Bisnis.com, Jakarta— Pemerintah terus mendorong peran swasta dalam bidang perdagangan internasional ke negara-negara berkembang di Afrika dan Asia.
R.M. Dewo Broto Joko, Direktur Politik Luar Negeri dan Kerjasama Pembangunan Internasional Kementerian Perencanaan Pembangunan Nasional/Bappenas, mengatakan kerjasama pembangunan ekonomi Indonesia dengan negara di kedua benua itu sudah berjalan melalui Kerjasama Selatan-Selatan dan Tringular.
Konferensi Asia Afrika (KAA) pada 1955 menjadi titik balik Indonesia mendukung pencapaian kemandirian pembangunan di negara-negara yang baru merdeka kala itu. Saat ini, peran kerjasama dalam pembangunan ekonomi di Asia dan Afrika lebih banyak dilakukan oleh kementerian/lembaga.
Potensi kerjasama perdagangan sangat besar seperti di Afrika yang mana rata-rata pertumbuhan ekonomi mencapai 7%. Menurutnya, produk-produk asal Indonesia juga menjadi primadona di negara-negara berkembang di Asia dan Afrika karena harganya murah tapi memiliki kualitas tinggi.
“Produk yang disukai banyak. Sekarang yang laku itu seperti sabun cuci, sarung, mesin pertanian. Mesin pertanian cocok dengan mereka dan lebih murah,” katanya di Jakarta, Selasa (28/6/2016).
Dia menuturkan pemerintah siap memfasilitasi swasta yang akan melakukan kegiatan niaga ke negara-negara tersebut. Pemerintah siap melakukan perjanjian perdagangan dengan negara yang dituju. Selain itu, pemerintah juga menawarkan fasilitas pembiayaan melalui Indonesia eximbank.
“Swasta memang bisa saja langsung [ekspor] ke negaranya, silakan. Tapi kan negara mencoba memfasilitasi untuk penetrasi pasar, kalau kesulitan kita bisa bargain dengan negaranya,” ucapnya.
Direktur Perpajakan Internasional Kementerian Keuangan Poltak Maruli John Liberty Hutagaol mengatakan swasta juga semakin dimuluskan untuk melakukan ekspor di negara berkembang Asia-Afrika dengan insentif pajak yang disediakan pemerintah melalui tax treaty.
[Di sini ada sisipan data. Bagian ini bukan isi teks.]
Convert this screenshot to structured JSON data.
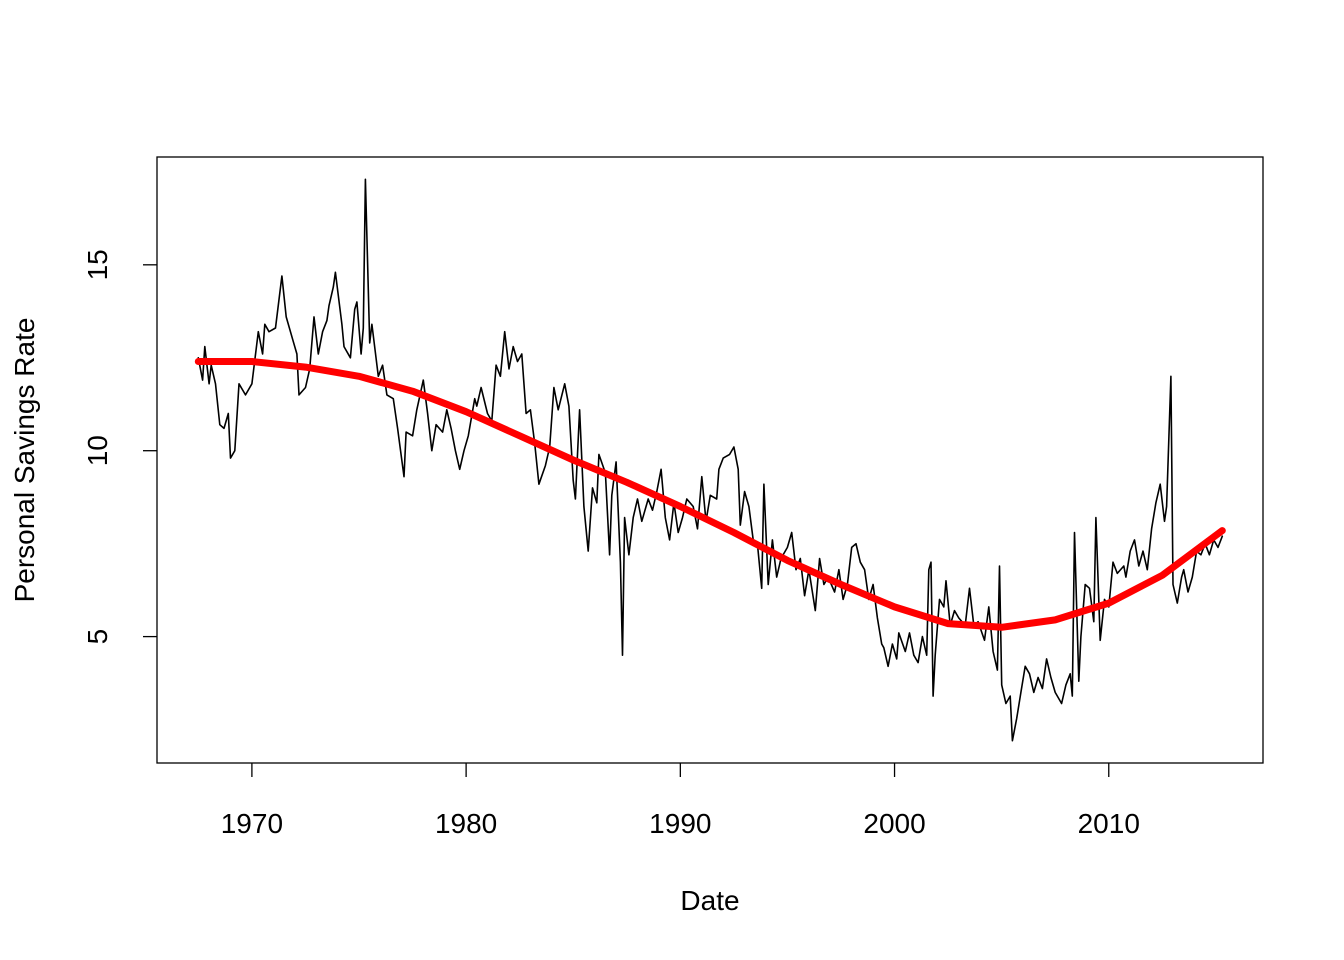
{
  "chart_data": {
    "type": "line",
    "title": "",
    "xlabel": "Date",
    "ylabel": "Personal Savings Rate",
    "xlim": [
      1965.57,
      2017.2
    ],
    "ylim": [
      1.6,
      17.9
    ],
    "x_ticks": [
      1970,
      1980,
      1990,
      2000,
      2010
    ],
    "y_ticks": [
      5,
      10,
      15
    ],
    "grid": false,
    "colors": {
      "series": "#000000",
      "smooth": "#ff0000"
    },
    "series": [
      {
        "style": "thin black line",
        "x": [
          1967.5,
          1967.7,
          1967.8,
          1968.0,
          1968.1,
          1968.3,
          1968.5,
          1968.7,
          1968.9,
          1969.0,
          1969.2,
          1969.4,
          1969.7,
          1970.0,
          1970.3,
          1970.5,
          1970.6,
          1970.8,
          1971.1,
          1971.4,
          1971.6,
          1971.9,
          1972.1,
          1972.2,
          1972.5,
          1972.7,
          1972.9,
          1973.1,
          1973.3,
          1973.5,
          1973.6,
          1973.8,
          1973.9,
          1974.2,
          1974.3,
          1974.6,
          1974.8,
          1974.9,
          1975.1,
          1975.2,
          1975.3,
          1975.5,
          1975.6,
          1975.9,
          1976.1,
          1976.3,
          1976.6,
          1976.8,
          1977.1,
          1977.2,
          1977.5,
          1977.7,
          1978.0,
          1978.2,
          1978.4,
          1978.6,
          1978.9,
          1979.1,
          1979.3,
          1979.5,
          1979.7,
          1979.9,
          1980.1,
          1980.4,
          1980.5,
          1980.7,
          1981.0,
          1981.2,
          1981.4,
          1981.6,
          1981.8,
          1982.0,
          1982.2,
          1982.4,
          1982.6,
          1982.8,
          1983.0,
          1983.2,
          1983.4,
          1983.7,
          1983.9,
          1984.1,
          1984.3,
          1984.6,
          1984.8,
          1985.0,
          1985.1,
          1985.3,
          1985.5,
          1985.7,
          1985.9,
          1986.1,
          1986.2,
          1986.5,
          1986.7,
          1986.8,
          1987.0,
          1987.2,
          1987.3,
          1987.4,
          1987.6,
          1987.8,
          1988.0,
          1988.2,
          1988.5,
          1988.7,
          1988.9,
          1989.1,
          1989.3,
          1989.5,
          1989.7,
          1989.9,
          1990.1,
          1990.3,
          1990.6,
          1990.8,
          1991.0,
          1991.2,
          1991.4,
          1991.7,
          1991.8,
          1992.0,
          1992.3,
          1992.5,
          1992.7,
          1992.8,
          1993.0,
          1993.2,
          1993.4,
          1993.6,
          1993.8,
          1993.9,
          1994.1,
          1994.3,
          1994.5,
          1994.7,
          1995.0,
          1995.2,
          1995.4,
          1995.6,
          1995.8,
          1996.0,
          1996.3,
          1996.5,
          1996.7,
          1996.9,
          1997.2,
          1997.4,
          1997.6,
          1997.8,
          1998.0,
          1998.2,
          1998.4,
          1998.6,
          1998.8,
          1999.0,
          1999.2,
          1999.4,
          1999.5,
          1999.7,
          1999.9,
          2000.1,
          2000.2,
          2000.5,
          2000.7,
          2000.9,
          2001.1,
          2001.3,
          2001.5,
          2001.6,
          2001.7,
          2001.8,
          2001.9,
          2002.1,
          2002.3,
          2002.4,
          2002.6,
          2002.8,
          2003.0,
          2003.3,
          2003.5,
          2003.7,
          2003.9,
          2004.2,
          2004.4,
          2004.6,
          2004.8,
          2004.9,
          2005.0,
          2005.2,
          2005.4,
          2005.5,
          2005.7,
          2005.9,
          2006.1,
          2006.3,
          2006.5,
          2006.7,
          2006.9,
          2007.1,
          2007.3,
          2007.5,
          2007.8,
          2008.0,
          2008.2,
          2008.3,
          2008.4,
          2008.6,
          2008.7,
          2008.9,
          2009.1,
          2009.3,
          2009.4,
          2009.6,
          2009.8,
          2010.0,
          2010.2,
          2010.4,
          2010.7,
          2010.8,
          2011.0,
          2011.2,
          2011.4,
          2011.6,
          2011.8,
          2012.0,
          2012.2,
          2012.4,
          2012.6,
          2012.7,
          2012.9,
          2013.0,
          2013.2,
          2013.4,
          2013.5,
          2013.7,
          2013.9,
          2014.1,
          2014.3,
          2014.5,
          2014.7,
          2014.9,
          2015.1,
          2015.3
        ],
        "y": [
          12.5,
          11.9,
          12.8,
          11.8,
          12.3,
          11.8,
          10.7,
          10.6,
          11.0,
          9.8,
          10.0,
          11.8,
          11.5,
          11.8,
          13.2,
          12.6,
          13.4,
          13.2,
          13.3,
          14.7,
          13.6,
          13.0,
          12.6,
          11.5,
          11.7,
          12.2,
          13.6,
          12.6,
          13.2,
          13.5,
          13.9,
          14.4,
          14.8,
          13.4,
          12.8,
          12.5,
          13.8,
          14.0,
          12.6,
          13.3,
          17.3,
          12.9,
          13.4,
          12.0,
          12.3,
          11.5,
          11.4,
          10.6,
          9.3,
          10.5,
          10.4,
          11.1,
          11.9,
          11.0,
          10.0,
          10.7,
          10.5,
          11.1,
          10.6,
          10.0,
          9.5,
          10.0,
          10.4,
          11.4,
          11.2,
          11.7,
          11.0,
          10.8,
          12.3,
          12.0,
          13.2,
          12.2,
          12.8,
          12.4,
          12.6,
          11.0,
          11.1,
          10.2,
          9.1,
          9.6,
          10.1,
          11.7,
          11.1,
          11.8,
          11.2,
          9.2,
          8.7,
          11.1,
          8.5,
          7.3,
          9.0,
          8.6,
          9.9,
          9.4,
          7.2,
          8.8,
          9.7,
          7.0,
          4.5,
          8.2,
          7.2,
          8.2,
          8.7,
          8.1,
          8.7,
          8.4,
          8.9,
          9.5,
          8.2,
          7.6,
          8.6,
          7.8,
          8.2,
          8.7,
          8.5,
          7.9,
          9.3,
          8.1,
          8.8,
          8.7,
          9.5,
          9.8,
          9.9,
          10.1,
          9.5,
          8.0,
          8.9,
          8.5,
          7.6,
          7.5,
          6.3,
          9.1,
          6.4,
          7.6,
          6.6,
          7.1,
          7.4,
          7.8,
          6.8,
          7.1,
          6.1,
          6.8,
          5.7,
          7.1,
          6.4,
          6.6,
          6.2,
          6.8,
          6.0,
          6.4,
          7.4,
          7.5,
          7.0,
          6.8,
          6.0,
          6.4,
          5.5,
          4.8,
          4.7,
          4.2,
          4.8,
          4.4,
          5.1,
          4.6,
          5.1,
          4.5,
          4.3,
          5.0,
          4.5,
          6.8,
          7.0,
          3.4,
          4.5,
          6.0,
          5.8,
          6.5,
          5.3,
          5.7,
          5.5,
          5.3,
          6.3,
          5.3,
          5.4,
          4.9,
          5.8,
          4.6,
          4.1,
          6.9,
          3.7,
          3.2,
          3.4,
          2.2,
          2.8,
          3.5,
          4.2,
          4.0,
          3.5,
          3.9,
          3.6,
          4.4,
          3.9,
          3.5,
          3.2,
          3.7,
          4.0,
          3.4,
          7.8,
          3.8,
          5.0,
          6.4,
          6.3,
          5.4,
          8.2,
          4.9,
          6.0,
          5.8,
          7.0,
          6.7,
          6.9,
          6.6,
          7.3,
          7.6,
          6.9,
          7.3,
          6.8,
          7.9,
          8.6,
          9.1,
          8.1,
          8.5,
          12.0,
          6.4,
          5.9,
          6.6,
          6.8,
          6.2,
          6.6,
          7.3,
          7.2,
          7.5,
          7.2,
          7.6,
          7.4,
          7.7
        ]
      },
      {
        "style": "thick red smooth fit",
        "x": [
          1967.5,
          1970,
          1972.5,
          1975,
          1977.5,
          1980,
          1982.5,
          1985,
          1987.5,
          1990,
          1992.5,
          1995,
          1997.5,
          2000,
          2002.5,
          2005,
          2007.5,
          2010,
          2012.5,
          2015.3
        ],
        "y": [
          12.4,
          12.4,
          12.25,
          12.0,
          11.6,
          11.05,
          10.4,
          9.75,
          9.15,
          8.5,
          7.8,
          7.05,
          6.4,
          5.8,
          5.35,
          5.25,
          5.45,
          5.9,
          6.65,
          7.85
        ]
      }
    ]
  }
}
Tax treaty merupakan perjanjian perpajakan antara dua negara yang diselenggarakan untuk meminimalisir pemajakan berganda dan berbagai usaha penghindaran pajak. Beberapa negara yang telah memiliki tax treaty dengan Indonesia seperti Pakistan, Mesir, Sudan, Tunisia, Sri Lanka, Bangladesh, Afrika Selatan, dan Vietnam. Kamboja dan Laos juga menjadi negara sasaran tax treaty selanjutnya.
“Ini untuk perlindungan cashflow melakukan bisnis disana, untuk terhindar pengenaan pajak berganda. Negara yang tidak punya tax treaty,high risk bagi investor Indonesia,” ujarnya.